Ce mécanisme d'isothérapie dû à des dilutions non moléculaires est totalement
différent de l'isothérapie moléculaire et sera interprété plus loin.
Les
modifications électromagnétiques de l'eau:
Le transfert
de fréquence pharmacologique ou TFF
Quelles
que soient les modifications physiques de l'eau dynamisée montrées par des
analyses physiques, elles n'apportent aucune explication à l'action de
l'homéopathie. Ces observations peuvent être une aide à l'interprétation du
fait que les dilutions homéopathiques transmettent "quelque chose" de non moléculaire mais reçu par les sujets
(sains s'il s'agit de pathogénésie et malades dans la thérapeutique
homéopathique). Quant au transfert d'activité pharmacologique moléculaire par
un procédé magnétique (Citro et coll., 1995; Viniateri et coll., 1998; Thomas et
coll., 2000), il ne peut être assimilé à un effet de l'homéopathie. L'activité
de diverses substances pharmacologiques a été transmise (Citro 1996) telle que
celle d'antibiotiques, d'anti-inflammatoires, d'analgésiques, de
benzodiazépines et d'herbicides (Viniateri, 1998), toutes ces substances
agissant de manière allopathique. Quand les antibiotiques ont été transférés,
l'effet antibactérien était maintenu. De telles observations montrent
clairement que ce transfert moléculaire se manifeste comme une empreinte
magnétique de la molécule et n'a rien à voir avec l'action homéopathique car
une dilution homéopathique d'antibiotique n'a jamais eu d'effet inhibiteur sur
une bactérie. Par contre, ces résultats pourraient ouvrir des horizons à
l'interaction molécule récepteur en pharmacologie pondérale classique.
L'information
de l'organisme par les signifiants corporels (Lagache)

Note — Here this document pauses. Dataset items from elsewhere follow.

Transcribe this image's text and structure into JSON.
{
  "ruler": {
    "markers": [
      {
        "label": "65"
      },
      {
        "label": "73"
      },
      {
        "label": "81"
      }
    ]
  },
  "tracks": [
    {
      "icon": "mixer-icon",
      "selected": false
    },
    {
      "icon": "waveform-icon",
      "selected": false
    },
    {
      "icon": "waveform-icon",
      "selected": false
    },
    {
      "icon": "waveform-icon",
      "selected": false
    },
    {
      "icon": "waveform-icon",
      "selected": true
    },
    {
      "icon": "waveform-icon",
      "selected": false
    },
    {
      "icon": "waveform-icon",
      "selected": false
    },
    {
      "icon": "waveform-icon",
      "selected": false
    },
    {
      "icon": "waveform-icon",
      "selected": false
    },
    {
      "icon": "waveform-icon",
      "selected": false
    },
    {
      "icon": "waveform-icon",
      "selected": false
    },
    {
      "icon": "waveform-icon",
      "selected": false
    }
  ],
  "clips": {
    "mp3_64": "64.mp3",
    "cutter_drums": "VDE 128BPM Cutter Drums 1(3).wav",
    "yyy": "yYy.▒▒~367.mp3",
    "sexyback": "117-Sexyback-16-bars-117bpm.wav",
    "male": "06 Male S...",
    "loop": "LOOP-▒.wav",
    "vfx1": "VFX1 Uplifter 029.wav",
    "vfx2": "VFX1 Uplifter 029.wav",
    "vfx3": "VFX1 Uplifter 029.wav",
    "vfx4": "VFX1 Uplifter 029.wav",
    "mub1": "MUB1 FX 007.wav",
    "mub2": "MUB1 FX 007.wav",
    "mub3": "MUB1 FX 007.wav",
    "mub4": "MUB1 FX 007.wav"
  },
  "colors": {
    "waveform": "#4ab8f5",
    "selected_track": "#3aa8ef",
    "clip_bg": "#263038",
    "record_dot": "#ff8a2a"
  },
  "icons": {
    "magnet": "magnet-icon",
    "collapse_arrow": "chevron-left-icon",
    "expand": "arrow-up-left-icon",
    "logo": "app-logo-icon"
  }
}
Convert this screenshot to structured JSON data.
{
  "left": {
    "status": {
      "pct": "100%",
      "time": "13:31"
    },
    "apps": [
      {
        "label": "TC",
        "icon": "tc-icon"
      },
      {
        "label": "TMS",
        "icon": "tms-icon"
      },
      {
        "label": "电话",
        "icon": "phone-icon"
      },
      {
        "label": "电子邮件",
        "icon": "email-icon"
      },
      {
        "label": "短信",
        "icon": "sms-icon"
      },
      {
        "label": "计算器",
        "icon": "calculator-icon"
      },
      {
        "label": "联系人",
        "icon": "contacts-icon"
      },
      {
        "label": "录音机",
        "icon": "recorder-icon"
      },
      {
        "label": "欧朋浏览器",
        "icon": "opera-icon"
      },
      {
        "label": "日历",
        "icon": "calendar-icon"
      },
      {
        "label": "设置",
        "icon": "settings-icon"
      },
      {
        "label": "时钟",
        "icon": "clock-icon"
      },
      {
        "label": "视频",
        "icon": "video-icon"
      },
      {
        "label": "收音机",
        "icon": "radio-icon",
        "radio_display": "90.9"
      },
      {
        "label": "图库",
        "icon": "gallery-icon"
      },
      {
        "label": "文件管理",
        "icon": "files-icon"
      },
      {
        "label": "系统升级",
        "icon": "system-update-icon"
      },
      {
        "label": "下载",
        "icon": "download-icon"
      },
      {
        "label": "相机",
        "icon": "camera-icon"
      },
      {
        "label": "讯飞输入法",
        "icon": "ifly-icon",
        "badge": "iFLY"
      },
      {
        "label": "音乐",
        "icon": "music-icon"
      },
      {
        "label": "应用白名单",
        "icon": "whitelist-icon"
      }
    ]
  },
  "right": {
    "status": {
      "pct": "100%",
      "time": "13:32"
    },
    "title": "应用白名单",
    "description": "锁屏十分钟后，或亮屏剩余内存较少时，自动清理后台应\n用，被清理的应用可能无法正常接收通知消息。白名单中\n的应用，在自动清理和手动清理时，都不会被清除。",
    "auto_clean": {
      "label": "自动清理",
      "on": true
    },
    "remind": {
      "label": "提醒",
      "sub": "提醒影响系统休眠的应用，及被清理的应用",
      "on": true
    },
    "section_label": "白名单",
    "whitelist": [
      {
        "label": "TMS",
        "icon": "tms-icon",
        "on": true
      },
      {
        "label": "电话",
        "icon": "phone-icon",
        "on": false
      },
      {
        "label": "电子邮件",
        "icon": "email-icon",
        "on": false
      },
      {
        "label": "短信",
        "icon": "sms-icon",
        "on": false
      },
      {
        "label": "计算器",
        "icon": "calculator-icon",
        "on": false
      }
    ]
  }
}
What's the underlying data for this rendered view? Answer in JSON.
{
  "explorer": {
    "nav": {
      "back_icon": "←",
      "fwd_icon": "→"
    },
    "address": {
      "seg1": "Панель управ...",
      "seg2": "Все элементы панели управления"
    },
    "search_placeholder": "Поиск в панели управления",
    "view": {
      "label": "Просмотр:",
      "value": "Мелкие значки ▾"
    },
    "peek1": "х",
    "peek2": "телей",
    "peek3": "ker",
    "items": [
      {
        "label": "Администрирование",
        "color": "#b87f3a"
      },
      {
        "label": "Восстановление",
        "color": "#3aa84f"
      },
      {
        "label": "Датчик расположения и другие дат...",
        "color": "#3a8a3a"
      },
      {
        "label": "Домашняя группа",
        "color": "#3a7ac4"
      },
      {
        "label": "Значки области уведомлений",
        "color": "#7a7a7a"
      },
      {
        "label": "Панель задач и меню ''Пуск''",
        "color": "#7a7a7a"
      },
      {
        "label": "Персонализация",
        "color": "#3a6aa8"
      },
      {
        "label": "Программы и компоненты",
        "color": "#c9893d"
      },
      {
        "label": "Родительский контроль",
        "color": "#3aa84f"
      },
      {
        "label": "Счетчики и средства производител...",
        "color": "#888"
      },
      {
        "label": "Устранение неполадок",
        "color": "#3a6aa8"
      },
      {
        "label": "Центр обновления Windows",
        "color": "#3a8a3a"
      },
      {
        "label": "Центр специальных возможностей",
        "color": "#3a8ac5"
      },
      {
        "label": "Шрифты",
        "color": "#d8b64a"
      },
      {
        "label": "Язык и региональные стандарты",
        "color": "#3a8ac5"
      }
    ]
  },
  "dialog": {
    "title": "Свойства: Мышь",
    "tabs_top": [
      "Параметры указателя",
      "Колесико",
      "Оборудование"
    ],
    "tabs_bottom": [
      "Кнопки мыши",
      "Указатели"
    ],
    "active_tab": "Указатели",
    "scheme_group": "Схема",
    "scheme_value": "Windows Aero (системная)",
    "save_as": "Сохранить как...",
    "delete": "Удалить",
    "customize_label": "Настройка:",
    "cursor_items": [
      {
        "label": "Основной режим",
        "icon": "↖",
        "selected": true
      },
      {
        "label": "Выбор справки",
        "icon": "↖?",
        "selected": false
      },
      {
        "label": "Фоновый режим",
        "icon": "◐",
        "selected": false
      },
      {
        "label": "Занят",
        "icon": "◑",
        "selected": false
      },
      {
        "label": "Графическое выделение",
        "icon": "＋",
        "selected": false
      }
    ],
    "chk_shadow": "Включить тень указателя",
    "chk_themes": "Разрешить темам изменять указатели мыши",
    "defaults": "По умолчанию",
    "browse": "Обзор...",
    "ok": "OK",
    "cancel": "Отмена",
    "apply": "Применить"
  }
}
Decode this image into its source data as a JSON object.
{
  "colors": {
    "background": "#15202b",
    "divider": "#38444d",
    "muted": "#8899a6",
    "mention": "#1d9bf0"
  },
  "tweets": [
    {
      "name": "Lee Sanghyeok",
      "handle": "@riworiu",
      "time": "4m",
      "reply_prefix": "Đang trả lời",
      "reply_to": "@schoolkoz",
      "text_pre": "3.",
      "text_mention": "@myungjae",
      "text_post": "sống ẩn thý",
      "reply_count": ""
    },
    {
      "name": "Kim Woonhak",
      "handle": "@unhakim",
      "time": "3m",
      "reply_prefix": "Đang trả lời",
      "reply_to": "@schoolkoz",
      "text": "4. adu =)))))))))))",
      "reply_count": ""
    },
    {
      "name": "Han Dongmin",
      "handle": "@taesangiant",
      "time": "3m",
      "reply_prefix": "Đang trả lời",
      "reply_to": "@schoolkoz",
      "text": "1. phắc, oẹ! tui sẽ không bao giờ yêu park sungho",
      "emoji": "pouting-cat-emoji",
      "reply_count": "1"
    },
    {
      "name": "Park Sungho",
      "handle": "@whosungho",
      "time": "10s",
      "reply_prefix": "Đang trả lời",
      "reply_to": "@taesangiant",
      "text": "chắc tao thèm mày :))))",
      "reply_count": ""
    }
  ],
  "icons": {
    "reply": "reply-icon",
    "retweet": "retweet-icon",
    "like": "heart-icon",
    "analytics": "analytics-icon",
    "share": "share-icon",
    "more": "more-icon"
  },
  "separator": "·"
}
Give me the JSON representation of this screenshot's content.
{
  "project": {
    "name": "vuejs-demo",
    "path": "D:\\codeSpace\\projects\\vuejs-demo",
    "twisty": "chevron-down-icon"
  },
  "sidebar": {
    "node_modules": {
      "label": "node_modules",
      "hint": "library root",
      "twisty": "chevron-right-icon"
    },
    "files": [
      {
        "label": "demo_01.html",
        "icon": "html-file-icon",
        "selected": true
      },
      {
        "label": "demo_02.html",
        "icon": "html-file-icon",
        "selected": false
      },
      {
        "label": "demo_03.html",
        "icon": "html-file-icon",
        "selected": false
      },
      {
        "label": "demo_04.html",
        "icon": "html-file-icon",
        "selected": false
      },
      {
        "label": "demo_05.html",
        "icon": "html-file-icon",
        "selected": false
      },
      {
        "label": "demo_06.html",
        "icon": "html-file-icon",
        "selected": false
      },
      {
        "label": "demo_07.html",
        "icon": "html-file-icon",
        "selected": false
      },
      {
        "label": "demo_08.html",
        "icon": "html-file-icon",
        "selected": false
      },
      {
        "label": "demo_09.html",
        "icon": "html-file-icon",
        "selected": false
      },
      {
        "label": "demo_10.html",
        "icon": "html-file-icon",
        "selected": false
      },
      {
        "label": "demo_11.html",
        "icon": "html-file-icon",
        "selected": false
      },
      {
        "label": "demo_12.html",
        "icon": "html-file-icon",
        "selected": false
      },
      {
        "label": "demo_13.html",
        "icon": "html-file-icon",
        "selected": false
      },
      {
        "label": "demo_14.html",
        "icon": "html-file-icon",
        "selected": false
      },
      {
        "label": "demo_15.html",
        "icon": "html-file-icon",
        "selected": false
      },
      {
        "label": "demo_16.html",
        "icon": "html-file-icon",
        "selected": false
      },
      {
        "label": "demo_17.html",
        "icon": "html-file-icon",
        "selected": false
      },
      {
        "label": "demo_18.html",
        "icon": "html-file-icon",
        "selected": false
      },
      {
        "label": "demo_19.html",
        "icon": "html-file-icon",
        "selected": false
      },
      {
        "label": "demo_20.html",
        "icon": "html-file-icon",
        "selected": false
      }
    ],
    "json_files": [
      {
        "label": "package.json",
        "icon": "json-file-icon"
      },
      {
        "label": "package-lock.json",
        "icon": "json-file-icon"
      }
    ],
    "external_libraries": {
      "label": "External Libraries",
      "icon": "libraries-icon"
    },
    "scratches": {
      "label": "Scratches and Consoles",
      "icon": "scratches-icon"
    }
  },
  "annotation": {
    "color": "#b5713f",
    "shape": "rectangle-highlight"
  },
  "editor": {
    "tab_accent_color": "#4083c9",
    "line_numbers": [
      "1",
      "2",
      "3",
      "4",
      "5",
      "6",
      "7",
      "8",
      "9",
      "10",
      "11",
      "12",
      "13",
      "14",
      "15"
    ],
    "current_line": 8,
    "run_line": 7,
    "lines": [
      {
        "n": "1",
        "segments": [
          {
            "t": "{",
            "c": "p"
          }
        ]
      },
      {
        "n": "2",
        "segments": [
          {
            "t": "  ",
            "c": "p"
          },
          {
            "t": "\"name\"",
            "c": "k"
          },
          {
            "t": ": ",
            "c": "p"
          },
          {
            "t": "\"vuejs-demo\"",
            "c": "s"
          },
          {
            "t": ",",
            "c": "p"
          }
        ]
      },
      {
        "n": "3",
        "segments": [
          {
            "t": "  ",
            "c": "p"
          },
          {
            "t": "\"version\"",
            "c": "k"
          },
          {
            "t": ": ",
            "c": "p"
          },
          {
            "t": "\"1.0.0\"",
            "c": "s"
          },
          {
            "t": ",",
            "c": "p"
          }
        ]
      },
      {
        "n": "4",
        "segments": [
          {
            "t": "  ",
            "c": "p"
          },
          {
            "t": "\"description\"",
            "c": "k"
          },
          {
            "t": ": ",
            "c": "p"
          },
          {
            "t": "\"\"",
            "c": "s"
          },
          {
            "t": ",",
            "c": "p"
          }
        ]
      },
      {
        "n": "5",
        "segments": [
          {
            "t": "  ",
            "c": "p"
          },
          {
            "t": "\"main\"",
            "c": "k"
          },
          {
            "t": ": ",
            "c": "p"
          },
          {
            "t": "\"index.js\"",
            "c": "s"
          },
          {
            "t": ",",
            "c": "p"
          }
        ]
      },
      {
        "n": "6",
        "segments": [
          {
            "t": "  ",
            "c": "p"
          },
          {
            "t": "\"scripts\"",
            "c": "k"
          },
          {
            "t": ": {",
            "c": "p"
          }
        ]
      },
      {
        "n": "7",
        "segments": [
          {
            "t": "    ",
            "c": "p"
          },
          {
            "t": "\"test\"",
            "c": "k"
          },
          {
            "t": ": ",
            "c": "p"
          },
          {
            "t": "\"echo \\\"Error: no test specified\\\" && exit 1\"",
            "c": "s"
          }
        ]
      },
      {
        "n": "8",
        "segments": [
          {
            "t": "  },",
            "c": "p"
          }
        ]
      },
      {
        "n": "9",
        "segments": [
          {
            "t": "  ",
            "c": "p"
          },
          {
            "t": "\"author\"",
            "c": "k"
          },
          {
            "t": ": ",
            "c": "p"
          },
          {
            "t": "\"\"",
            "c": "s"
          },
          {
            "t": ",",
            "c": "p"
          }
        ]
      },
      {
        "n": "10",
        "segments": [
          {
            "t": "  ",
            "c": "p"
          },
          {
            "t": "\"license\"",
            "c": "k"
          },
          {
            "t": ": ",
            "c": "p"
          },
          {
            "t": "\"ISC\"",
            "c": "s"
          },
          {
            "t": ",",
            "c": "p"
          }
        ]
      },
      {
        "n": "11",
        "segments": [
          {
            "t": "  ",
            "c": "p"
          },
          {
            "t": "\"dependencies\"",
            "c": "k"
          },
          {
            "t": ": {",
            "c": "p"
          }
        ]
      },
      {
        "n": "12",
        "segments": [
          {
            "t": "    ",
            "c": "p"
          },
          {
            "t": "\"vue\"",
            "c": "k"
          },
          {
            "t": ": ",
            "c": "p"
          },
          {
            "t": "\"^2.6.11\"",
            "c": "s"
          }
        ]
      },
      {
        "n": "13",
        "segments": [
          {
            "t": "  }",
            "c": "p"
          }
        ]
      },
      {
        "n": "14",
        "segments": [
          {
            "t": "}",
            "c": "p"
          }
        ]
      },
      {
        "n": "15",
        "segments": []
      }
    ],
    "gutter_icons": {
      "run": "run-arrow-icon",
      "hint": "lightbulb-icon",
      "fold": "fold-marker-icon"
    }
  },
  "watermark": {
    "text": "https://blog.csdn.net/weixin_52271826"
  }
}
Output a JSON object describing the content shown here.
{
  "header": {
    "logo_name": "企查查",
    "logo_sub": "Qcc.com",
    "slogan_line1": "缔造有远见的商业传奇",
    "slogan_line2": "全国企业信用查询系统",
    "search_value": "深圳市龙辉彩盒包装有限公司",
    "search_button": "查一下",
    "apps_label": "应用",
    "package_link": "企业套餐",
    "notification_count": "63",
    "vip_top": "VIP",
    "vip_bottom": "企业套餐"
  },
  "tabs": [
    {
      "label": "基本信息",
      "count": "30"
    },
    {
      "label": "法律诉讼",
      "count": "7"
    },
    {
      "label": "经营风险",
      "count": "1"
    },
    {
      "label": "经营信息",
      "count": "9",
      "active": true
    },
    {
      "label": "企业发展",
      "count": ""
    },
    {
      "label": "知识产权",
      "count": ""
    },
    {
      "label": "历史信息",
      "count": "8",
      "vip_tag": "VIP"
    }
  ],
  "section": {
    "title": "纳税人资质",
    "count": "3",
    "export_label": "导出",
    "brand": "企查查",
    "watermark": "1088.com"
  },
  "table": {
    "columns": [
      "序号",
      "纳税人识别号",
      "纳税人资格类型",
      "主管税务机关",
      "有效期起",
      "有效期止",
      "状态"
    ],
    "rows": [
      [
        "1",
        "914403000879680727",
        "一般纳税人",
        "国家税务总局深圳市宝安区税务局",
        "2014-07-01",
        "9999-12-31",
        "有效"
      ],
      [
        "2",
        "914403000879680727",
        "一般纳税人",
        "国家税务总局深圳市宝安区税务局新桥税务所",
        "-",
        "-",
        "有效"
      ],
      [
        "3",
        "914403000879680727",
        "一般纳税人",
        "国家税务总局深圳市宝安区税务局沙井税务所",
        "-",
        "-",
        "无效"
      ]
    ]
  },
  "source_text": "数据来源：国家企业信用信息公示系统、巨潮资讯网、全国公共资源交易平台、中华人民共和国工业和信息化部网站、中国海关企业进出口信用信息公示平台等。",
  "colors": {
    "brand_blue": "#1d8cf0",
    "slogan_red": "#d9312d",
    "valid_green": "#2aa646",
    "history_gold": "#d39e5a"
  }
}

Malgré sa différence profonde avec les théories
précédentes, elle commence à être envisagée comme un modèle explicatif (Fisher,
1998a, 1998b).Le corps vivant ne fonctionne pas comme un simple objet: il est
hétérogène, ne peut être séparé en ses différents éléments puisqu'il fonctionne
comme un tout. Ceci représente la principale difficulté pour les sciences
biologiques dont le concept appartient au paradigme mécaniste et à l'approche
analytique de l'interaction molécule-récepteur. De plus, la temporalité est un
élément majeur de l'évolution de l'organisme qui change au cours du temps dans
un système irréversible. Il a une mémoire psychique et corporelle comme le
montre le système immunitaire : il apprend à combattre les agressions et en
garde la trace. Le corps vivant est dans un processus d'apprentissage continuel
et irréversible (Lagache,1988 ; 1997a ; 1997b) dans lequel différents
niveaux d'information fonctionnent par communication avec l'environnement.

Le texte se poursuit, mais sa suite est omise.